Éplucher 800 g de macaxeira (manioc doux), retirer le fil central fibreux, et couper en gros cubes de 3 cm. La rincer. N'utiliser QUE de la mandioca-mansa / macaxeira (manioc doux comestible) — jamais de mandioca-brava amère crue, toxique. Réserver. La mandioca est le cœur du plat : elle fondra pour épaissir l'ensopado.
Dans une panela de barro (ou grande cocotte), chauffer 60 mL d'huile (ou huile de coco). Faire suer 2 oignons hachés 5 minutes, ajouter 5 gousses d'ail, le poivron émincé et le piment sans graines. Faire revenir 3 minutes, puis ajouter 3 tomates concassées et cuire 6-8 minutes jusqu'à ce qu'elles s'effondrent en sauce. Ce refogado parfumé est le socle de saveur de la mojica.
Ajouter au refogado les cubes de macaxeira et verser le bouillon de poisson réservé (800 mL) jusqu'à les couvrir. Porter à frémissement, couvrir et cuire 25-30 minutes à feu doux jusqu'à ce que la mandioca soit très tendre et commence à se défaire. Écraser une partie des cubes à la cuillère contre la paroi de la marmite pour épaissir naturellement le plat tout en gardant des morceaux fondants.
Incorporer délicatement le poisson effiloché à la mandioca fondue. Mélanger sans écraser le poisson. Laisser mijoter ensemble 5-8 minutes à feu doux pour que les saveurs se lient et que le poisson se réchauffe sans se déliter davantage. Rectifier le sel (le bouillon s'est concentré). La texture doit être celle d'un ensopado épais et crémeux.

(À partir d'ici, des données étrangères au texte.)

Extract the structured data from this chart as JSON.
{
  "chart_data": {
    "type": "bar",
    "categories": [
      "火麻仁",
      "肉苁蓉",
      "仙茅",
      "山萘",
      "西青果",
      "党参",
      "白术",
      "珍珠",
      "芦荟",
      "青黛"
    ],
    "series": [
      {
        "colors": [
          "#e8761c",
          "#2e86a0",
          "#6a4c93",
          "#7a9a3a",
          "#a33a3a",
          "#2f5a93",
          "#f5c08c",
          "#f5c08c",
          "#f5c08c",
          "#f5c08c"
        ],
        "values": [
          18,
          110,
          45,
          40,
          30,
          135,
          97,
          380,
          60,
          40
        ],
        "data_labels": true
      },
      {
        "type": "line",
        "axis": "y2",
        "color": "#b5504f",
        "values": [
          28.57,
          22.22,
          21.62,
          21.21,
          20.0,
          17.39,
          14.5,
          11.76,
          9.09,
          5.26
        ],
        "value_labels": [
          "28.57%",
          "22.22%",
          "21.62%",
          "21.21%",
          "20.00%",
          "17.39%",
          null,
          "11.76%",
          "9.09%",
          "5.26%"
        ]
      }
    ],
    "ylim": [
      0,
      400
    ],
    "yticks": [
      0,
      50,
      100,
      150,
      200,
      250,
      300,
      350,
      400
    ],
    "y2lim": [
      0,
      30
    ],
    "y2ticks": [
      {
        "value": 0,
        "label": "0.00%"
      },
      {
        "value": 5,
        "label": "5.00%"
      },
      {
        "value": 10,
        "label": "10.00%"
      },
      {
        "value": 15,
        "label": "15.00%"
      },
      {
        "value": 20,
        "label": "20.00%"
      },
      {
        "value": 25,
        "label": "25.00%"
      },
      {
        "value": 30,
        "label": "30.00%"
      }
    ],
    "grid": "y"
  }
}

Saupoudrer 80 g de farinha de mandioca EN PLUIE sur le plat en remuant doucement, peu à peu, pour lier l'ensopado en bouillie épaisse caractéristique de la mojica. Ajouter juste ce qu'il faut pour la texture — trop de farinha bétonne le plat. Laisser cuire 2-3 minutes après le dernier ajout pour que la farinha gonfle et lie.
Couper le feu. Parsemer généreusement de cheiro-verde haché (coentro dominant + cebolinha), mélanger délicatement. Goûter et ajuster sel et piment. Couvrir et laisser reposer 5 minutes pour que les arômes infusent. La mojica doit embaumer la coriandre amazonienne et avoir une consistance d'ensopado crémeux-épais, ni sèche ni liquide.
Servir la mojica directement dans la panela de barro, fumante, accompagnée d'arroz branco soltinho et de farinha de mandioca à part (pour saupoudrer à table selon le goût). Présenter la pimenta (murupi ou de-cheiro) à part pour ceux qui relèvent. Plat de partage familial du vale do Guaporé et du rio Madeira — chacun se sert généreusement de cette bouillie nourrissante de poisson et de manioc.